BU-Vorstand wehrt sich: „Müssen und wollen den Gürtel enger schnallen“

10. Mai 2021, 09:29 Uhr

Foto: Bode

In den vergangenen Wochen war der Trubel rund um den HSV Barmbek-Uhlenhorst riesengroß. Einer der Hauptauslöser: Die – nach Meinung der Fans – Ungereimtheiten in Bezug auf die Kaderzusammenstellung. Anfang März gab der Verein bekannt, dass neun Spieler den Traditionsverein verlassen werden – darunter diverse Leistungsträger. Zeitgleich verkündeten die BU-Offiziellen „15 Zusagen aus der aktuellen Mannschaft“. Doch inzwischen haben auch die dazugehörigen Lukas Benner (SV Todesfelde), Arnold Asenso Hoeling (Meiendorfer SV) und Noor Al-Tamemy (Concordia Hamburg) dem Club den Rücken gekehrt.

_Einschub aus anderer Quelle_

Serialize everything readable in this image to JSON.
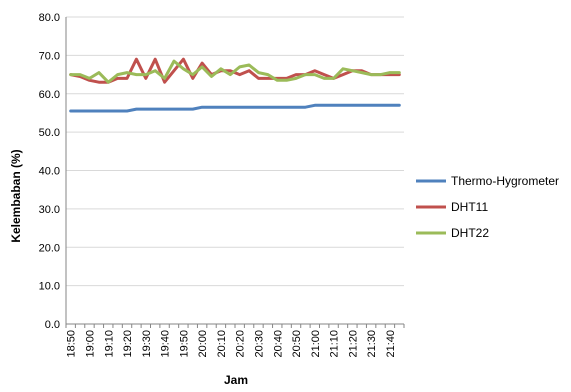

Und so wurde der Unmut der Fans in den sozialen Netzwerken immer lauter, die Kritik am Vorstand, der sich bis dato bedeckt hielt und schwieg, immer größer. Nun aber hat sich die Vereinsführung der Barmbeker zu den Vorkommnissen geäußert – und zwar mit folgendem Statement im Wortlaut:

Foto: Bode

Liebe Mitglieder, liebe Fans, liebe Sponsoren,

wir hoffen, dass es Euch und Euren Familien gut geht und alle gesund und wohlauf sind. Etwas sehr Wichtiges vorweg: unser Verein steht für Toleranz, Respekt und ein friedliches Miteinander. In den letzten Monaten mussten wir in den sozialen Medien immer wieder Beschuldigungen, Beleidigungen und Unterstellungen gegen EHRENAMTLICH handelnde Personen lesen.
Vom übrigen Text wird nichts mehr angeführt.